Sorry, call me a cynic, but Sony are trying to hype up SLT/EVF, because they think that they will benefit in the long run. The irony to me, is that it may just work, because the vast majority of the consumer market will probably take to this technology, especially if it allows some bells and whistles that they don't get elsewhere.

Most of you on here thinks it's the best thing since sliced bread! Well give me a nice thick slice of freshly baked bread, with decent butter any day.

Most see the benefits for them. And you're free to follow your own preferences, wherever they lead you.

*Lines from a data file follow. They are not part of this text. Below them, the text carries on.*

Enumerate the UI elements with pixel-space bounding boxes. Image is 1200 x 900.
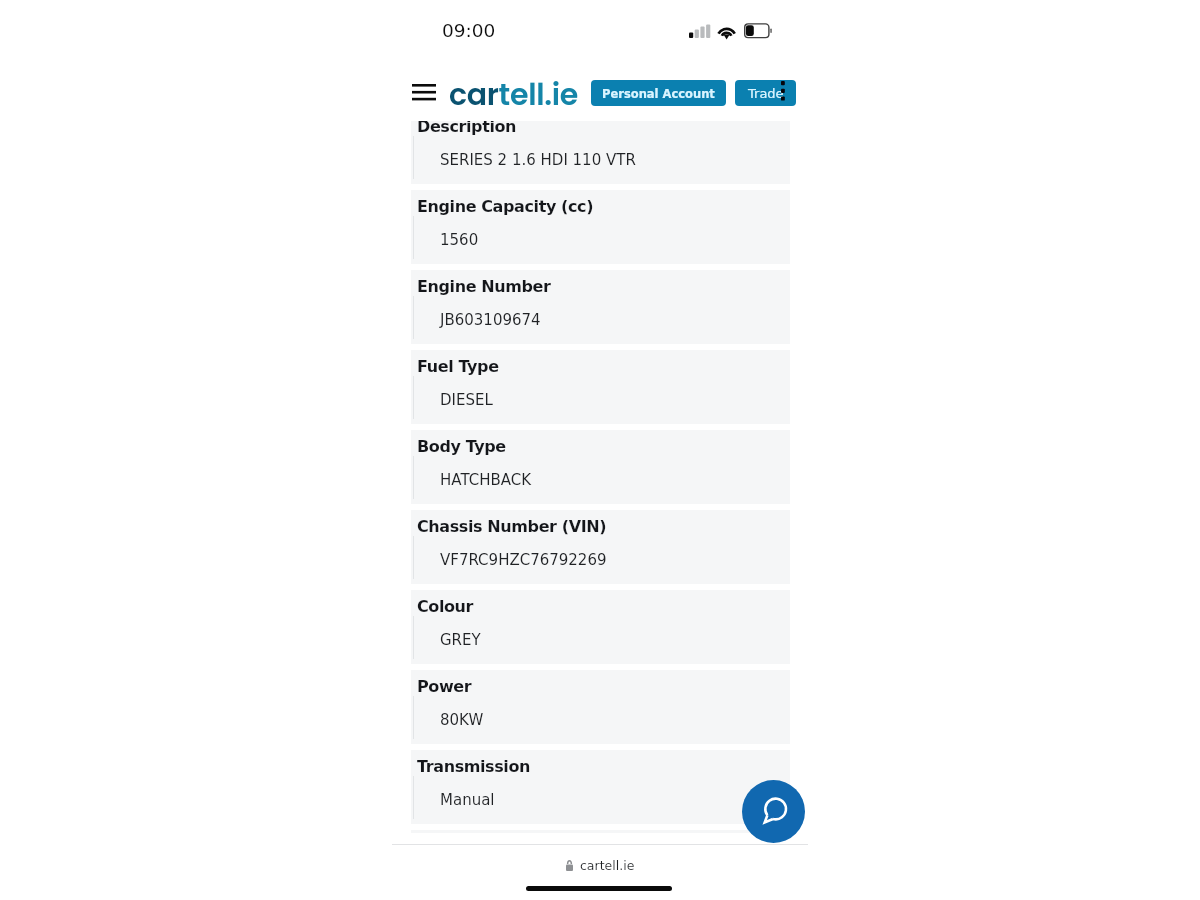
staticText: Description: [417, 121, 517, 136]
staticText: Colour: [417, 597, 474, 616]
button[interactable]: Engine Capacity (cc): [411, 190, 790, 264]
button[interactable]: Personal Account: [591, 80, 726, 106]
button[interactable]: Description: [411, 121, 790, 184]
button[interactable]: cartell.ie: [392, 856, 808, 874]
button[interactable]: Colour: [411, 590, 790, 664]
button[interactable]: Engine Number: [411, 270, 790, 344]
staticText: Engine Number: [417, 277, 551, 296]
button[interactable]: cartell.ie: [449, 74, 578, 116]
staticText: Manual: [440, 791, 495, 808]
staticText: VF7RC9HZC76792269: [440, 551, 607, 568]
staticText: JB603109674: [440, 311, 541, 328]
staticText: Power: [417, 677, 472, 696]
button[interactable]: Body Type: [411, 430, 790, 504]
staticText: Transmission: [417, 757, 531, 776]
staticText: Engine Capacity (cc): [417, 197, 594, 216]
staticText: Personal Account: [602, 87, 715, 100]
button[interactable]: Fuel Type: [411, 350, 790, 424]
button[interactable]: Trade: [735, 80, 796, 106]
staticText: Chassis Number (VIN): [417, 517, 607, 536]
staticText: SERIES 2 1.6 HDI 110 VTR: [440, 151, 636, 168]
staticText: 1560: [440, 231, 479, 248]
staticText: DIESEL: [440, 391, 493, 408]
button[interactable]: Mark: [411, 830, 790, 833]
staticText: cartell.ie: [449, 74, 578, 116]
staticText: 09:00: [442, 20, 496, 42]
staticText: Body Type: [417, 437, 506, 456]
staticText: 80KW: [440, 711, 484, 728]
button[interactable]: Chassis Number (VIN): [411, 510, 790, 584]
button[interactable]: Transmission: [411, 750, 790, 824]
button[interactable]: Power: [411, 670, 790, 744]
staticText: HATCHBACK: [440, 471, 532, 488]
staticText: GREY: [440, 631, 481, 648]
staticText: Fuel Type: [417, 357, 499, 376]
button[interactable]: Chat: [742, 780, 805, 843]
button[interactable]: More options: [773, 75, 793, 107]
staticText: Trade: [748, 86, 784, 101]
button[interactable]: Menu: [404, 76, 444, 108]
staticText: cartell.ie: [580, 858, 635, 873]
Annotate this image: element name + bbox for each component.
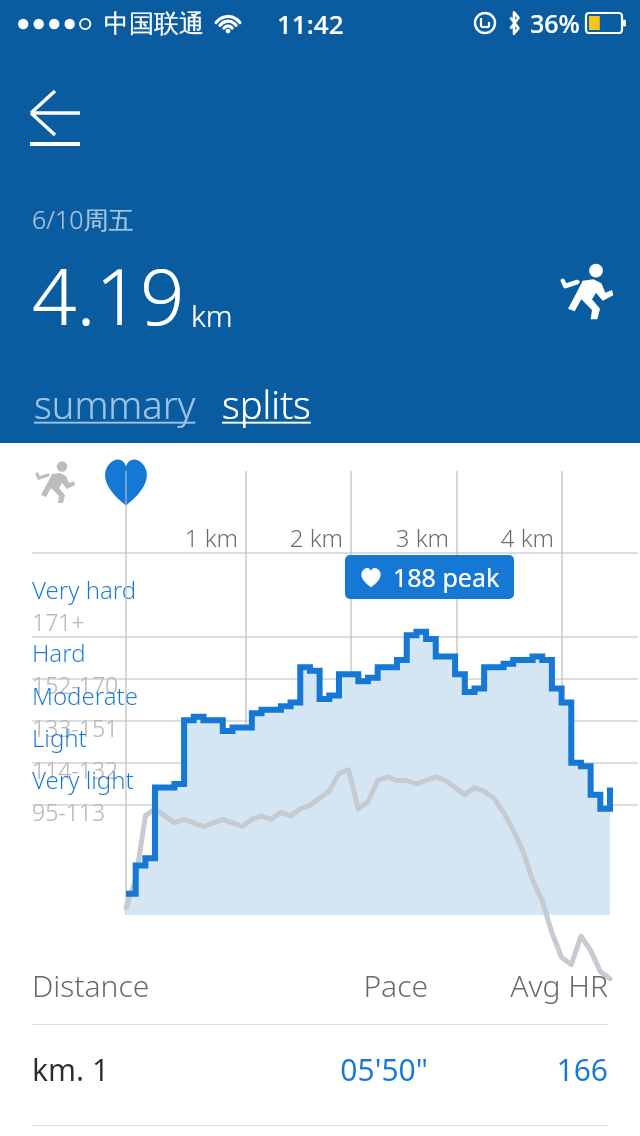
staticText: km. 1 — [32, 1049, 288, 1090]
staticText: 133-151 — [32, 712, 119, 743]
staticText: Avg HR — [428, 965, 608, 1006]
staticText: 95-113 — [32, 796, 106, 827]
staticText: 188 peak — [393, 560, 500, 594]
staticText: Light — [32, 721, 87, 754]
staticText: 36% — [530, 6, 580, 40]
button[interactable]: Back — [18, 82, 94, 158]
staticText: 3 km — [379, 521, 449, 554]
staticText: splits — [222, 378, 311, 430]
staticText: 中国联通 — [104, 8, 204, 39]
staticText: Very hard — [32, 573, 137, 606]
staticText: 6/10周五 — [32, 202, 134, 236]
staticText: 05'50" — [288, 1049, 428, 1090]
staticText: 2 km — [273, 521, 343, 554]
staticText: summary — [34, 378, 196, 430]
staticText: Hard — [32, 636, 86, 669]
staticText: 171+ — [32, 606, 85, 637]
button[interactable]: Pace chart — [32, 457, 80, 505]
staticText: 4.19 — [32, 242, 185, 348]
staticText: km — [191, 295, 233, 336]
staticText: Very light — [32, 763, 134, 796]
staticText: 4 km — [484, 521, 554, 554]
staticText: 166 — [428, 1049, 608, 1090]
button[interactable]: summary — [32, 378, 198, 430]
staticText: 152-170 — [32, 669, 119, 700]
staticText: 1 km — [168, 521, 238, 554]
staticText: Distance — [32, 965, 288, 1006]
button[interactable]: Activity type running — [556, 258, 620, 322]
button[interactable]: Heart rate chart — [100, 455, 152, 507]
button[interactable]: splits — [220, 378, 313, 430]
button[interactable]: 188 peak — [345, 555, 514, 599]
staticText: Pace — [288, 965, 428, 1006]
staticText: Moderate — [32, 679, 138, 712]
staticText: 11:42 — [277, 6, 344, 41]
staticText: 114-132 — [32, 754, 119, 785]
button[interactable]: km. 1 — [0, 1025, 640, 1113]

if you'd read all of my posts in this thread, particularly my first one, you'd know that I see the benefits of EVF. It's just that for me they don't outweigh the drawbacks. I say again, each to his own. I don't believe that people who prefer OVF to EVF should be spoken down to by people who think that they've seen the light.

What's more, even if in Sonyworld, EVF is becoming predominant, mostly due to bloody-mindedness by Sony IMHO, in the world at large OVF is still king and the assertion of most EVF fans that have posted here, that CaNikon will also have to follow this route and that all cameras will end up EVF, has no basis in fact. Of course, time will tell, but I don't believe that this is in any way analogous to the film/digital situation. It was inevitable that film would at some point be overtaken by digital. The same cannot be said for EVF over OVF.